We are never even speaking about the horrendous editing of ‘Brightburn‘ which is probably 43% at fault, for the lack of narrative tension.

The films most redeeming moment, is the one trope I’m always partial to:

A stoner or drunk being the one who figures shit out earliest, but whose theories are never listened to.

In this instance, the drunk – also the antagonists uncle – has all the appropriate (real person) horror reactions (trying to drive away, after uttering a perfectly timed “NOPE!” being my favorite) when faced with irrefutable proof of evil things occurring.

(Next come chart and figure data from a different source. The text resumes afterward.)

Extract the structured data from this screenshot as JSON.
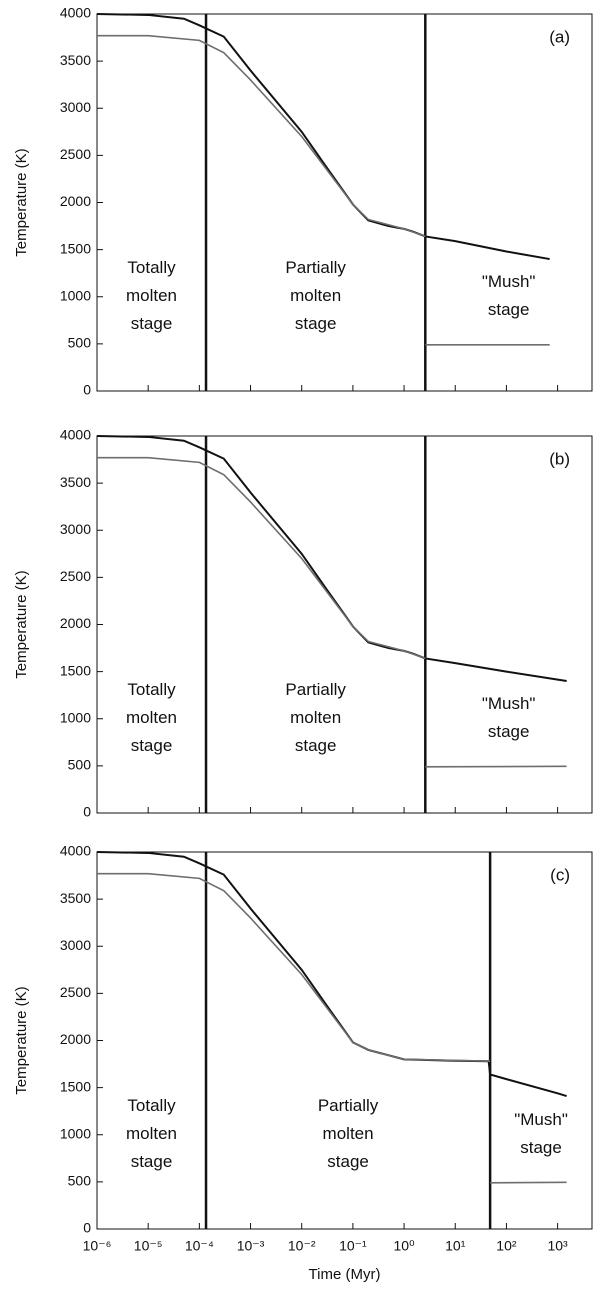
{
  "chart_data": [
    {
      "type": "line",
      "panel_label": "(a)",
      "y_label": "Temperature (K)",
      "xscale": "log",
      "xlim": [
        1e-06,
        4700
      ],
      "ylim": [
        0,
        4000
      ],
      "xticks": [
        1e-06,
        1e-05,
        0.0001,
        0.001,
        0.01,
        0.1,
        1,
        10,
        100,
        1000
      ],
      "yticks": [
        0,
        500,
        1000,
        1500,
        2000,
        2500,
        3000,
        3500,
        4000
      ],
      "vlines": [
        0.000135,
        2.6
      ],
      "annotations": [
        [
          "Totally",
          "molten",
          "stage"
        ],
        [
          "Partially",
          "molten",
          "stage"
        ],
        [
          "\"Mush\"",
          "stage"
        ]
      ],
      "series": [
        {
          "color": "#111111",
          "x": [
            1e-06,
            1e-05,
            5e-05,
            0.0001,
            0.0003,
            0.001,
            0.01,
            0.03,
            0.1,
            0.2,
            0.5,
            1,
            1.5,
            2.6,
            10,
            100,
            700
          ],
          "values": [
            4000,
            3990,
            3950,
            3880,
            3760,
            3400,
            2750,
            2380,
            1980,
            1810,
            1750,
            1720,
            1690,
            1640,
            1590,
            1480,
            1400
          ]
        },
        {
          "color": "#6e6e6e",
          "x": [
            1e-06,
            1e-05,
            0.0001,
            0.0003,
            0.001,
            0.01,
            0.1,
            0.2,
            1,
            2.6,
            2.6,
            2.6,
            700
          ],
          "values": [
            3770,
            3770,
            3720,
            3590,
            3300,
            2700,
            1980,
            1820,
            1720,
            1640,
            null,
            490,
            490
          ]
        }
      ]
    },
    {
      "type": "line",
      "panel_label": "(b)",
      "y_label": "Temperature (K)",
      "xscale": "log",
      "xlim": [
        1e-06,
        4700
      ],
      "ylim": [
        0,
        4000
      ],
      "xticks": [
        1e-06,
        1e-05,
        0.0001,
        0.001,
        0.01,
        0.1,
        1,
        10,
        100,
        1000
      ],
      "yticks": [
        0,
        500,
        1000,
        1500,
        2000,
        2500,
        3000,
        3500,
        4000
      ],
      "vlines": [
        0.000135,
        2.6
      ],
      "annotations": [
        [
          "Totally",
          "molten",
          "stage"
        ],
        [
          "Partially",
          "molten",
          "stage"
        ],
        [
          "\"Mush\"",
          "stage"
        ]
      ],
      "series": [
        {
          "color": "#111111",
          "x": [
            1e-06,
            1e-05,
            5e-05,
            0.0001,
            0.0003,
            0.001,
            0.01,
            0.03,
            0.1,
            0.2,
            0.5,
            1,
            1.5,
            2.6,
            10,
            100,
            1500
          ],
          "values": [
            4000,
            3990,
            3950,
            3880,
            3760,
            3400,
            2750,
            2380,
            1980,
            1810,
            1750,
            1720,
            1690,
            1640,
            1590,
            1500,
            1400
          ]
        },
        {
          "color": "#6e6e6e",
          "x": [
            1e-06,
            1e-05,
            0.0001,
            0.0003,
            0.001,
            0.01,
            0.1,
            0.2,
            1,
            2.6,
            2.6,
            2.6,
            1500
          ],
          "values": [
            3770,
            3770,
            3720,
            3590,
            3300,
            2700,
            1980,
            1820,
            1720,
            1640,
            null,
            490,
            495
          ]
        }
      ]
    },
    {
      "type": "line",
      "panel_label": "(c)",
      "y_label": "Temperature (K)",
      "x_label": "Time (Myr)",
      "xscale": "log",
      "xlim": [
        1e-06,
        4700
      ],
      "ylim": [
        0,
        4000
      ],
      "xticks": [
        {
          "value": 1e-06,
          "label": "10⁻⁶"
        },
        {
          "value": 1e-05,
          "label": "10⁻⁵"
        },
        {
          "value": 0.0001,
          "label": "10⁻⁴"
        },
        {
          "value": 0.001,
          "label": "10⁻³"
        },
        {
          "value": 0.01,
          "label": "10⁻²"
        },
        {
          "value": 0.1,
          "label": "10⁻¹"
        },
        {
          "value": 1,
          "label": "10⁰"
        },
        {
          "value": 10,
          "label": "10¹"
        },
        {
          "value": 100,
          "label": "10²"
        },
        {
          "value": 1000,
          "label": "10³"
        }
      ],
      "yticks": [
        0,
        500,
        1000,
        1500,
        2000,
        2500,
        3000,
        3500,
        4000
      ],
      "vlines": [
        0.000135,
        48
      ],
      "annotations": [
        [
          "Totally",
          "molten",
          "stage"
        ],
        [
          "Partially",
          "molten",
          "stage"
        ],
        [
          "\"Mush\"",
          "stage"
        ]
      ],
      "series": [
        {
          "color": "#111111",
          "x": [
            1e-06,
            1e-05,
            5e-05,
            0.0001,
            0.0003,
            0.001,
            0.01,
            0.03,
            0.1,
            0.2,
            1,
            10,
            45,
            48,
            100,
            1000,
            1500
          ],
          "values": [
            4000,
            3990,
            3950,
            3880,
            3760,
            3400,
            2750,
            2380,
            1980,
            1900,
            1800,
            1785,
            1780,
            1640,
            1590,
            1440,
            1410
          ]
        },
        {
          "color": "#6e6e6e",
          "x": [
            1e-06,
            1e-05,
            0.0001,
            0.0003,
            0.001,
            0.01,
            0.1,
            0.2,
            1,
            48,
            48,
            48,
            1500
          ],
          "values": [
            3770,
            3770,
            3720,
            3590,
            3300,
            2700,
            1980,
            1900,
            1800,
            1780,
            null,
            490,
            495
          ]
        }
      ]
    }
  ]
}
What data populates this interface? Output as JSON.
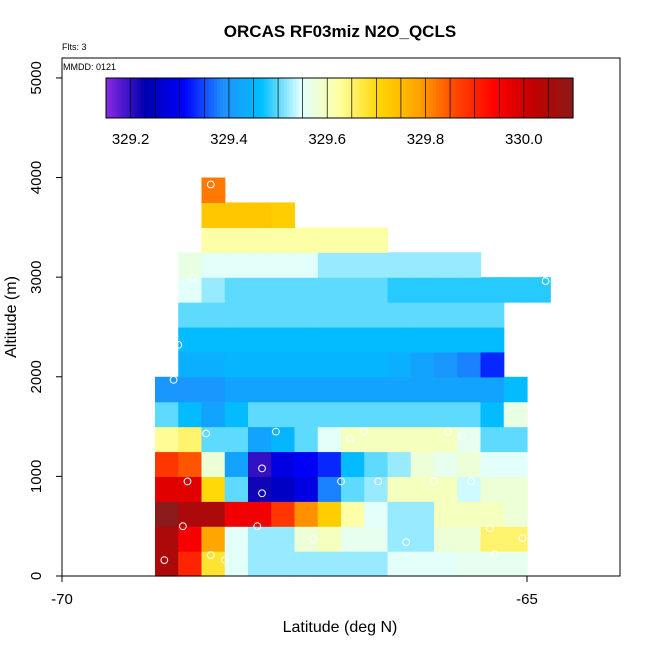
{
  "chart_data": {
    "type": "heatmap",
    "title": "ORCAS RF03miz N2O_QCLS",
    "xlabel": "Latitude (deg N)",
    "ylabel": "Altitude (m)",
    "xlim": [
      -70,
      -64
    ],
    "ylim": [
      0,
      5200
    ],
    "x_ticks": [
      {
        "value": -70,
        "label": "-70"
      },
      {
        "value": -65,
        "label": "-65"
      }
    ],
    "y_ticks": [
      {
        "value": 0,
        "label": "0"
      },
      {
        "value": 1000,
        "label": "1000"
      },
      {
        "value": 2000,
        "label": "2000"
      },
      {
        "value": 3000,
        "label": "3000"
      },
      {
        "value": 4000,
        "label": "4000"
      },
      {
        "value": 5000,
        "label": "5000"
      }
    ],
    "flights_note": "Flts: 3",
    "date_note": "MMDD: 0121",
    "colorbar": {
      "min": 329.15,
      "max": 330.1,
      "ticks": [
        {
          "value": 329.2,
          "label": "329.2"
        },
        {
          "value": 329.4,
          "label": "329.4"
        },
        {
          "value": 329.6,
          "label": "329.6"
        },
        {
          "value": 329.8,
          "label": "329.8"
        },
        {
          "value": 330.0,
          "label": "330.0"
        }
      ],
      "colors": [
        "#8a2be2",
        "#0000b0",
        "#0000ff",
        "#1e90ff",
        "#00bfff",
        "#e0ffff",
        "#ffffa0",
        "#ffd700",
        "#ffa500",
        "#ff4500",
        "#ff0000",
        "#c00000",
        "#8b1a1a"
      ]
    },
    "cell_width_deg": 0.25,
    "cell_height_m": 250,
    "rows": [
      {
        "alt": 0,
        "lat0": -69.0,
        "values": [
          330.05,
          329.9,
          329.68,
          329.55,
          329.52,
          329.52,
          329.52,
          329.52,
          329.52,
          329.52,
          329.55,
          329.55,
          329.55,
          329.56,
          329.56,
          329.56
        ]
      },
      {
        "alt": 250,
        "lat0": -69.0,
        "values": [
          330.05,
          329.95,
          329.78,
          329.55,
          329.52,
          329.52,
          329.58,
          329.6,
          329.56,
          329.56,
          329.52,
          329.52,
          329.58,
          329.58,
          329.65,
          329.65
        ]
      },
      {
        "alt": 500,
        "lat0": -69.0,
        "values": [
          330.1,
          330.05,
          330.05,
          329.96,
          329.96,
          329.88,
          329.8,
          329.72,
          329.62,
          329.55,
          329.52,
          329.52,
          329.6,
          329.6,
          329.6,
          329.58
        ]
      },
      {
        "alt": 750,
        "lat0": -69.0,
        "values": [
          329.98,
          329.98,
          329.7,
          329.5,
          329.22,
          329.25,
          329.28,
          329.38,
          329.5,
          329.52,
          329.6,
          329.6,
          329.6,
          329.54,
          329.58,
          329.58
        ]
      },
      {
        "alt": 1000,
        "lat0": -69.0,
        "values": [
          329.88,
          329.85,
          329.58,
          329.42,
          329.2,
          329.28,
          329.3,
          329.33,
          329.46,
          329.5,
          329.52,
          329.58,
          329.56,
          329.58,
          329.55,
          329.55
        ]
      },
      {
        "alt": 1250,
        "lat0": -69.0,
        "values": [
          329.63,
          329.65,
          329.5,
          329.5,
          329.42,
          329.45,
          329.5,
          329.55,
          329.6,
          329.6,
          329.6,
          329.6,
          329.6,
          329.56,
          329.5,
          329.5
        ]
      },
      {
        "alt": 1500,
        "lat0": -69.0,
        "values": [
          329.5,
          329.46,
          329.42,
          329.46,
          329.5,
          329.5,
          329.5,
          329.5,
          329.5,
          329.5,
          329.5,
          329.5,
          329.5,
          329.5,
          329.46,
          329.57
        ]
      },
      {
        "alt": 1750,
        "lat0": -69.0,
        "values": [
          329.4,
          329.4,
          329.4,
          329.42,
          329.42,
          329.42,
          329.42,
          329.42,
          329.42,
          329.42,
          329.42,
          329.42,
          329.42,
          329.42,
          329.42,
          329.46
        ]
      },
      {
        "alt": 2000,
        "lat0": -68.75,
        "values": [
          329.44,
          329.44,
          329.45,
          329.45,
          329.45,
          329.45,
          329.45,
          329.45,
          329.45,
          329.44,
          329.42,
          329.4,
          329.38,
          329.33
        ]
      },
      {
        "alt": 2250,
        "lat0": -68.75,
        "values": [
          329.46,
          329.46,
          329.46,
          329.46,
          329.46,
          329.46,
          329.46,
          329.46,
          329.46,
          329.46,
          329.46,
          329.46,
          329.46,
          329.46
        ]
      },
      {
        "alt": 2500,
        "lat0": -68.75,
        "values": [
          329.5,
          329.5,
          329.5,
          329.5,
          329.5,
          329.5,
          329.5,
          329.5,
          329.5,
          329.5,
          329.5,
          329.5,
          329.5,
          329.5
        ]
      },
      {
        "alt": 2750,
        "lat0": -68.75,
        "values": [
          329.55,
          329.52,
          329.5,
          329.5,
          329.5,
          329.5,
          329.5,
          329.5,
          329.5,
          329.48,
          329.48,
          329.48,
          329.48,
          329.48,
          329.48,
          329.48
        ]
      },
      {
        "alt": 3000,
        "lat0": -68.75,
        "values": [
          329.57,
          329.55,
          329.55,
          329.55,
          329.55,
          329.55,
          329.52,
          329.52,
          329.52,
          329.52,
          329.52,
          329.52,
          329.52
        ]
      },
      {
        "alt": 3250,
        "lat0": -68.5,
        "values": [
          329.62,
          329.62,
          329.62,
          329.62,
          329.62,
          329.62,
          329.62,
          329.62
        ]
      },
      {
        "alt": 3500,
        "lat0": -68.5,
        "values": [
          329.73,
          329.73,
          329.73,
          329.72
        ]
      },
      {
        "alt": 3750,
        "lat0": -68.5,
        "values": [
          329.82
        ]
      }
    ],
    "flight_points": [
      {
        "lat": -68.9,
        "alt": 160
      },
      {
        "lat": -68.7,
        "alt": 500
      },
      {
        "lat": -68.4,
        "alt": 210
      },
      {
        "lat": -68.25,
        "alt": 160
      },
      {
        "lat": -67.9,
        "alt": 500
      },
      {
        "lat": -67.3,
        "alt": 370
      },
      {
        "lat": -66.3,
        "alt": 340
      },
      {
        "lat": -65.4,
        "alt": 480
      },
      {
        "lat": -65.35,
        "alt": 220
      },
      {
        "lat": -65.05,
        "alt": 380
      },
      {
        "lat": -68.65,
        "alt": 950
      },
      {
        "lat": -67.85,
        "alt": 830
      },
      {
        "lat": -67.85,
        "alt": 1080
      },
      {
        "lat": -67.0,
        "alt": 950
      },
      {
        "lat": -66.6,
        "alt": 950
      },
      {
        "lat": -66.0,
        "alt": 950
      },
      {
        "lat": -65.6,
        "alt": 950
      },
      {
        "lat": -68.45,
        "alt": 1430
      },
      {
        "lat": -67.7,
        "alt": 1450
      },
      {
        "lat": -66.9,
        "alt": 1380
      },
      {
        "lat": -66.75,
        "alt": 1450
      },
      {
        "lat": -65.85,
        "alt": 1450
      },
      {
        "lat": -65.7,
        "alt": 1400
      },
      {
        "lat": -68.8,
        "alt": 1970
      },
      {
        "lat": -68.75,
        "alt": 2320
      },
      {
        "lat": -68.6,
        "alt": 3000
      },
      {
        "lat": -64.95,
        "alt": 2150
      },
      {
        "lat": -64.8,
        "alt": 2960
      },
      {
        "lat": -68.4,
        "alt": 3930
      }
    ]
  }
}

I’m here for the gore and over-the-top violence that Brightburn‘s prepubescent alien delivered. Jackson A. Dunn, the films antagonistic child actor, was rather adept at transitioning beautifully, from endearing innocence, irritable lost soul, to the darkest creature going through a red devil-sized Bildungsroman, in backward ‘Murica.

I’m still wholly disappointed in this horror.

I never watch horrors in cinema – preferring to control my fear with a small screen on my laptop – but I broke that tradition, and was not rewarded well for it. Damn!

Brightburn‘ – Don’t stream it when it manages to make it to your favorite service, don’t look it up, and just…don’t waste your time!

You can watch ‘Brightburn‘ at V&A Nouveau, or a cinema near you.